My name is Emma Lacey and I am currently in my fourth and final year at the University of Southern Queensland, studying teaching.
I am passionate about providing students with the best possible education to prepare them for life outside of school. To do this effectively, I believe this includes integrating and specifically teaching about technologies. By understanding this complex topic students will be capable and informed citizens.
As a result, I have made this curation focusing on teaching sustainability and technologies. The following resources can be used in lessons and also support developing teachers personal understanding on the topic.
There are simple choices and changes we can make in our daily lives that will help us live more sustainably. We need to change the way we live to reduce our over-consuming lifestyles.
Emma Lacey's insight:
This webpage from the WWF website explores the strain Australian's are putting on the Earth because of our lifestyles. It identifies what it is we are doing to put so much strain on the environment and how we can reduce this impact. It also has links at the bottom of the page with more information.
To use this in a lesson, the teacher should go over the information with students and they could possibly create an electronic poster or webpage to present what they have learnt. I recommend Wix for website creation http://www.wix.com/
This clip provides the reader with a different way of thinking about looking after your health. It is based on looking after and improving the environment we live in to in turn improve our personal health. This clip has great insight and while it may not be age appropriate for students, teachers will benefit from it. Through expanding one's knowledge on these issues, teacher will be better prepared to teach students. The key messages could be explained students also.
I highly recommend taking the time to watch this clip and consider its messages.
This is an interesting article exploring how people have started growing their own food. This could be implemented in a school setting as classes could start a vegetable or herb patch which students would look after. Produce could be shared with members of the class or throughout the school. Students may also wish to do something similar in their own homes.
This is a great clip exploring ways that carbon foot print can be reduced around the house.
The simple cartoon would be appropriate for grades 2-4. While the clip is simple and relatively short, technology has been used effectively and as a result it is engaging and provides the information in a way which students find enjoyable.
The clip also highlights different forms of technology, such as energy saving light bulbs and water saving filters, which has helped with sustainability. Class discussions and further research can provide a deeper understanding of these and other technologies.
The clip can be used in various ways in the classroom; for younger students the information may be substantial to form lessons off, while older grades may use it as a foundation on which deeper understanding can be developed.
The Australian Curriculum has embedded sustainability throughout its content descriptors and its rationale, exploring how technology can impact this.
From better mass transit to a stronger mix of renewable energy, what is the most important thing we can do to make cities smarter when it comes to energy use?
Emma Lacey's insight:
This National Geographic article provides interesting ideas into how energy is used in cities. It also provides links to other articles on the same or similar topics, making it a great resource for students and teachers to further their understanding.
This is the link to the New South Wales Department of Education and Communities. It has great resources and information for teaching about sustainability in classrooms.
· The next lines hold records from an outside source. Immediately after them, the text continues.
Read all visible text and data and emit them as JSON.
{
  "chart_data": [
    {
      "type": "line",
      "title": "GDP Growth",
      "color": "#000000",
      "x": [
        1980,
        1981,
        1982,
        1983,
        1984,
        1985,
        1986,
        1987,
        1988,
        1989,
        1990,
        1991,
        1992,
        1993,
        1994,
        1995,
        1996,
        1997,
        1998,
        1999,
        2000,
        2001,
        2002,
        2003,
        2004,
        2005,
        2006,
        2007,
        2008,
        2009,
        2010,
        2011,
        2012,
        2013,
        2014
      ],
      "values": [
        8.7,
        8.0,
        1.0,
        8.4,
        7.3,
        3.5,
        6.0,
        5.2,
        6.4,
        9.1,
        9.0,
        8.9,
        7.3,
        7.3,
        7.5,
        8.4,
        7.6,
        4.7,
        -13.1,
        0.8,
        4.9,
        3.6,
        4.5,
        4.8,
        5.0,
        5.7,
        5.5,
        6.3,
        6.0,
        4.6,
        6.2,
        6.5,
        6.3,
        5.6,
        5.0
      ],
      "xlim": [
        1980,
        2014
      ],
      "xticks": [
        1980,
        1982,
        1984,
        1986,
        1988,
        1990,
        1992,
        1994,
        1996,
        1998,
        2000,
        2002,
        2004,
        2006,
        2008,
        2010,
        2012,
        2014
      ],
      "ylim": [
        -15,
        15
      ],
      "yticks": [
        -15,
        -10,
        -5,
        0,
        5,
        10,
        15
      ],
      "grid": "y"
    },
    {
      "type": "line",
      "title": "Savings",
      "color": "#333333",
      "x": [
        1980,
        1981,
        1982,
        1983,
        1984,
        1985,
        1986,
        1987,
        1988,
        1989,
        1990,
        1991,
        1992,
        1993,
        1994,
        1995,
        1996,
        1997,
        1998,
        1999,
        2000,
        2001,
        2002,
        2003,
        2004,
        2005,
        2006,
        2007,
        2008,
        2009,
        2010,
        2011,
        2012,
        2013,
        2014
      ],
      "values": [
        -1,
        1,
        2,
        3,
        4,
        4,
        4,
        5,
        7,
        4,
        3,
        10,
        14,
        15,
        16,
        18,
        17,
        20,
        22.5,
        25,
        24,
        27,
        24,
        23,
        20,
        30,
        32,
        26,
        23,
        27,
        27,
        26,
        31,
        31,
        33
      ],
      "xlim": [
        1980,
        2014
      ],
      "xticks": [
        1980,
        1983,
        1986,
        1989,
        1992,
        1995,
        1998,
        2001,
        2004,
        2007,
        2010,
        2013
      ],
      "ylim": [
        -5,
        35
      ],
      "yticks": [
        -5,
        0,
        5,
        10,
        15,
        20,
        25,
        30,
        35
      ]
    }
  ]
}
Its a great resource for teachers to expand their understanding about sustainability and find ideas for lessons. While its links to the curriculum is irreverent in Queensland as it does not use the Australian Curriculum, it does still have great resources for teachers.
Did you know that Australia is the second biggest producer of rubbish in the world? It's not a great record to have! Every year each Australian throws out almost 700 kilos of stuff and a lot of that ends up in landfill where it can take hundreds of years to break down. But it doesn't have to be that way if you change the way you think about it. Here's Sarah.
Emma Lacey's insight:
Just found this great Behind The News story dedicated to recycling. The episode explores a recycling program a primary school has developed and also explains what happens to rubbish and recyclable materials. The recycling program shown had great ideas that could be implemented in any school or class. It also has great information and visual images.
It would be suitable for students to watch and can be implemented into any lesson.
This is a great article for teachers to use to reflect on how they use technology in the curriculum. It encourages teachers to consider if technology is used to its full potential. Teachers also need to think about if the technology they are using helps or hinders students education, technology should be used for a purpose and not simply for the sake of it. By thinking about how not to use technology, teachers can then consider how they should be using it.
This is a great resource as it helps students see how making a small change can make a big difference. Participating in Earth Hour will help students feel involved and empowered to live more cleanly. This site provides the reader with information about Earth Hour and when Earth Hour is. This is a great initiative that anyone can participate in.
Jonathon Porritt, is an eminent writer, broadcaster and commentator on sustainable development. He is Co-Founder of Forum for the Future, the UK's leading s...
Emma Lacey's insight:
This clip from a TED conference discusses sustainability and while it is too mature for primary students to watch, it is informative for teachers. It provides information and raises questions, giving teachers different ideas about what topics to include in sustainability units. These ideas can then be taught and discussed with students in age-appropriate lessons.